Outro assunto que Julian ousa desenvolver é aquele tema rico da espiritualidade centralizada na criação da divinização da humanidade. Enquanto o cristianismo oriental jamais se esqueceu deste tema em sua teologia, o Ocidente lutou para mantê-lo vivo depois que a influência difundida da consciência culpada de Agostinho reduziu a salvação ao livramento do pecado, em vez do despertar para o potencial divino, para a beleza divina. A tradição de nossa divinização está bem documentada na literatura sapiencial, no tema tão pouco desenvolvido no Ocidente sobre o fato de sermos imagens de Deus, e em João e Paulo. Contudo, mesmo em nossa época, tradutores de Julian têm feito esforços para “limpar” as referências que ela faz à nossa divinização. De fato, o tema é bastante ortodoxo e, quando é abandonado, a espiritualidade costuma ser reduzida a maçantes pronunciamentos religiosos e legalismos improdutivos. Na verdade, o leitor de Julian faria bem em ter isso em mente e no coração, enquanto lê, discute e segue as meditações deste livro. Medite, por exemplo, nestas palavras: “Somos de Deus. E isso que somos. Não vi nenhuma diferença entre Deus e nossa Substância. Era como se fôssemos todos Deus”. Observe, entretanto, que Julian nunca confunde nossa divindade com o panteísmo, mas tem um entendimento bem desenvolvido e matizado do panenteísmo. Em continuação à frase que citei, ela diz: “Presumo que isso significa que nossa Substância está em Deus: isto é, Deus é Deus e nossa Substância é uma criatura de Deus”.

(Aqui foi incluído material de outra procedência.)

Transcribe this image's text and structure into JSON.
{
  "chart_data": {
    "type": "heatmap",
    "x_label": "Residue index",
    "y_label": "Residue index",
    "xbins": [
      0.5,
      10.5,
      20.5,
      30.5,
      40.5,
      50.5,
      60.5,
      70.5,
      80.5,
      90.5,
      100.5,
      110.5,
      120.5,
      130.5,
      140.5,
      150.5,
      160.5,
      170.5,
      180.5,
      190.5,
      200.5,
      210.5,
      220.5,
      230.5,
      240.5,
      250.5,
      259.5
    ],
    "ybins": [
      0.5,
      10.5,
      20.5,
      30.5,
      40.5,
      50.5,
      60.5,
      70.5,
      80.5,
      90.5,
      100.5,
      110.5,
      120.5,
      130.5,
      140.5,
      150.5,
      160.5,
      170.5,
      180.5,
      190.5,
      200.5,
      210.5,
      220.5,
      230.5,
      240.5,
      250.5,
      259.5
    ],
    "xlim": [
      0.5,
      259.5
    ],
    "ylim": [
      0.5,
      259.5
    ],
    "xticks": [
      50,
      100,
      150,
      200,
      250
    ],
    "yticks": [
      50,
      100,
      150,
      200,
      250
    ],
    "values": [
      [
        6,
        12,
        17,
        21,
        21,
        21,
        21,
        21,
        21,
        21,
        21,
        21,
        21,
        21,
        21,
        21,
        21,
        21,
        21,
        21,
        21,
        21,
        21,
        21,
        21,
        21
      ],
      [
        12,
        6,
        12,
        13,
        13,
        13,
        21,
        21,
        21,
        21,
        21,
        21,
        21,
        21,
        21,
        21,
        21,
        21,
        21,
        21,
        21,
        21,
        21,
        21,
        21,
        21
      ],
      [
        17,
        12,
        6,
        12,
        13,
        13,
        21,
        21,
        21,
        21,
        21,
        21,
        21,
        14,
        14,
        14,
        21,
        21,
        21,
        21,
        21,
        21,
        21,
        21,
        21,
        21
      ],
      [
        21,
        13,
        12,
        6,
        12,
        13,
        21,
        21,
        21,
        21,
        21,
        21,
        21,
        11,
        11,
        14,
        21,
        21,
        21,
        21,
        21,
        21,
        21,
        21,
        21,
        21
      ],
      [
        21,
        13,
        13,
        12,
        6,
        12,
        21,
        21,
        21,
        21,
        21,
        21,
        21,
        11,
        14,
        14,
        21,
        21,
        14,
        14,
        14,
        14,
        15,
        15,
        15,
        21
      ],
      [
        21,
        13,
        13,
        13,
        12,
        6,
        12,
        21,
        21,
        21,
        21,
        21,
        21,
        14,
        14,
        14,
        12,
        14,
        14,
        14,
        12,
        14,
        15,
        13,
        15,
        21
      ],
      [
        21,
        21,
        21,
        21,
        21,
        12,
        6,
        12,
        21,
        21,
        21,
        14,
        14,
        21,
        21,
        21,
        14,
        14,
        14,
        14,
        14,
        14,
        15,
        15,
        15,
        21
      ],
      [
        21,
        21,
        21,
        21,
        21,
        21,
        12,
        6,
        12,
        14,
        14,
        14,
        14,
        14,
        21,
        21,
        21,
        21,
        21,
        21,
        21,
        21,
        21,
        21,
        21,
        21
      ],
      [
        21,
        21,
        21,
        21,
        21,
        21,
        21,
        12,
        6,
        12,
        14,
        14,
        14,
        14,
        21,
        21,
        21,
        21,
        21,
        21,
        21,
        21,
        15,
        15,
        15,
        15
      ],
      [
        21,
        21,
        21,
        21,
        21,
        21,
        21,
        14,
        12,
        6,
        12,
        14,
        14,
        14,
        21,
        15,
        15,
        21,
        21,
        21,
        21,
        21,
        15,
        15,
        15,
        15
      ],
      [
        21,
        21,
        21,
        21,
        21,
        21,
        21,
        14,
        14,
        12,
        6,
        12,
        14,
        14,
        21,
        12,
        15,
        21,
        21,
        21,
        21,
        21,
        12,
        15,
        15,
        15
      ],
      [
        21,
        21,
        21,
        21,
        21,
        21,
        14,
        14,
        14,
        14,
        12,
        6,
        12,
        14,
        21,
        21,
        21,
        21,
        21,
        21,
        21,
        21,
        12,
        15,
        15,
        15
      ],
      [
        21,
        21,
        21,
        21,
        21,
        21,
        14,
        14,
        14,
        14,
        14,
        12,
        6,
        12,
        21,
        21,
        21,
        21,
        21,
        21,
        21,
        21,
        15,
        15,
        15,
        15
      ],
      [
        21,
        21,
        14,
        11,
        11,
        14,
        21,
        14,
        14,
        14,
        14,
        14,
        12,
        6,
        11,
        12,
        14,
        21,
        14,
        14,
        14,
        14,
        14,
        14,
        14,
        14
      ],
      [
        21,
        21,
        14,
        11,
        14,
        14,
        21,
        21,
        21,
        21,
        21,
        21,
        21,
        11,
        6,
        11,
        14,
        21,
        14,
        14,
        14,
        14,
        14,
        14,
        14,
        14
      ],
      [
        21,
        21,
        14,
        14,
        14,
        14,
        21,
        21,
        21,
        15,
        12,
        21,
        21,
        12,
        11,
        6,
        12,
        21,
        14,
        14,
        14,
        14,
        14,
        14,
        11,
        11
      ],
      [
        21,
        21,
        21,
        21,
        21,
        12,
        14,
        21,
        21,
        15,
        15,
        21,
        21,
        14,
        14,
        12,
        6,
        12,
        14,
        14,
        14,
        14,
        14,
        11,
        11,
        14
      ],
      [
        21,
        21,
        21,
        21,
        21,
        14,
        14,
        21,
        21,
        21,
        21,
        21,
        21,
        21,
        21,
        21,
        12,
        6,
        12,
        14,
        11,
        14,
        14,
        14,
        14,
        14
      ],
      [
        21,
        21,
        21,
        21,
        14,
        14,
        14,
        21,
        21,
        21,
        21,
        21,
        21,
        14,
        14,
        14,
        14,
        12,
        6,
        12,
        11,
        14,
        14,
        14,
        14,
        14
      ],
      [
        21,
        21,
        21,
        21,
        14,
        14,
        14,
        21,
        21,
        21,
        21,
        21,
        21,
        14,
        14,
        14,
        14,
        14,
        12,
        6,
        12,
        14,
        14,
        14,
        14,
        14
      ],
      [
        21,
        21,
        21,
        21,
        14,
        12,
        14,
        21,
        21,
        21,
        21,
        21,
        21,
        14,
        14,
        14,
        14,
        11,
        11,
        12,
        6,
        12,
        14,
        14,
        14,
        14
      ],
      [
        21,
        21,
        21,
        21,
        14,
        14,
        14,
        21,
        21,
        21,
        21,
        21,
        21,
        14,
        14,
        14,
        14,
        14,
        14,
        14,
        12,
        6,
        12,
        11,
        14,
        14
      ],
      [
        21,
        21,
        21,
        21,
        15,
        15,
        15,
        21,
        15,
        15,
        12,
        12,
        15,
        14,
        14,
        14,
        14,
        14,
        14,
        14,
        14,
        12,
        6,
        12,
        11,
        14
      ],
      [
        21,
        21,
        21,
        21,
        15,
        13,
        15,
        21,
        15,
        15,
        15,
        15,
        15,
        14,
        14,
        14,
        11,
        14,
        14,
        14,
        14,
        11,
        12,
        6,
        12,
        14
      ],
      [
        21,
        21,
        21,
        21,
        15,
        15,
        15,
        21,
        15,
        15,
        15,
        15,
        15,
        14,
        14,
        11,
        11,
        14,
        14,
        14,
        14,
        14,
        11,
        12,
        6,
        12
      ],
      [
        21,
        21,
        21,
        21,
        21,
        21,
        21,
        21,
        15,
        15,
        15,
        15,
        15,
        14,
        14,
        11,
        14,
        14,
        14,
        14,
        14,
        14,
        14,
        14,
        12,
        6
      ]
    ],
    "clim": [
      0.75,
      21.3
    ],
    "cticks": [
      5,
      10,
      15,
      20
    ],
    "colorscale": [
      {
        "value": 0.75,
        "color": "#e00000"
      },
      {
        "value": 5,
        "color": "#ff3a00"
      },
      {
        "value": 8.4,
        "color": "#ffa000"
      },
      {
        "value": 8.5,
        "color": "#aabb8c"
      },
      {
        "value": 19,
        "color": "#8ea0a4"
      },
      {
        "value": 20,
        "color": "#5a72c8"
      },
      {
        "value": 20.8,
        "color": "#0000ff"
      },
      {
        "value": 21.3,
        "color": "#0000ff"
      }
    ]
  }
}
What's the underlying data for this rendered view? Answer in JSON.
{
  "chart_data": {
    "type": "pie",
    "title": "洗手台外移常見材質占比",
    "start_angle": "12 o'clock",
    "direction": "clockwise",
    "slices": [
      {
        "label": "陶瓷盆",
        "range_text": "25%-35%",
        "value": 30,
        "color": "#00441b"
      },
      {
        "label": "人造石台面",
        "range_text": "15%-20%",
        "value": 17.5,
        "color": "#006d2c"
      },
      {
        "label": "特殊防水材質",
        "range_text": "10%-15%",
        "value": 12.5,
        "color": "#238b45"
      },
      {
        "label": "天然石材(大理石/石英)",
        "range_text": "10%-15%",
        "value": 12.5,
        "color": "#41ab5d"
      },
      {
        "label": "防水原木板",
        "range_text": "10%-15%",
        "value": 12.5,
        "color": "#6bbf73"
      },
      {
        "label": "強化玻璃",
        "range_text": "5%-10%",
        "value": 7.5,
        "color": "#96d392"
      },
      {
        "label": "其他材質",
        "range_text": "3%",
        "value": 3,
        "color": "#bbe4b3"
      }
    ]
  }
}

Outros temas. Em Julian, há um valioso tesouro de todos os temas da espiritualidade centralizada na criação para o leitor e rezador. Não apenas os cinco a que me referi, mas também os temas da Bênção Original (nenhum teólogo concentrado na criação dá muita importância ao pecado original). Julian diz: “Vi que Deus jamais começou a nos amar, pois… sempre estivemos na presciência divina, conhecidos e amados desde antes do princípio dos tempos”. Esteja atento a temas de gratidão, agradecimento, louvor. A temas de imagens ou modos de pensar dialéticos (tanto/quanto) distintos dos dualistas (ou/ou). De bom humor e riso. De escatologia compreendida. De alegria e ressurreição, de um misticismo do sepulcro vazio. Da salvação universal. De um perspicaz discernimento do pecado e do mal, sem exagerar a importância de nenhum deles. Da igreja como povo, do Novo Templo, do corpo místico. De confiança e não medo nem culpa como base de uma psicologia da espiritualidade. De um Deus vulnerável que sofre e que celebra.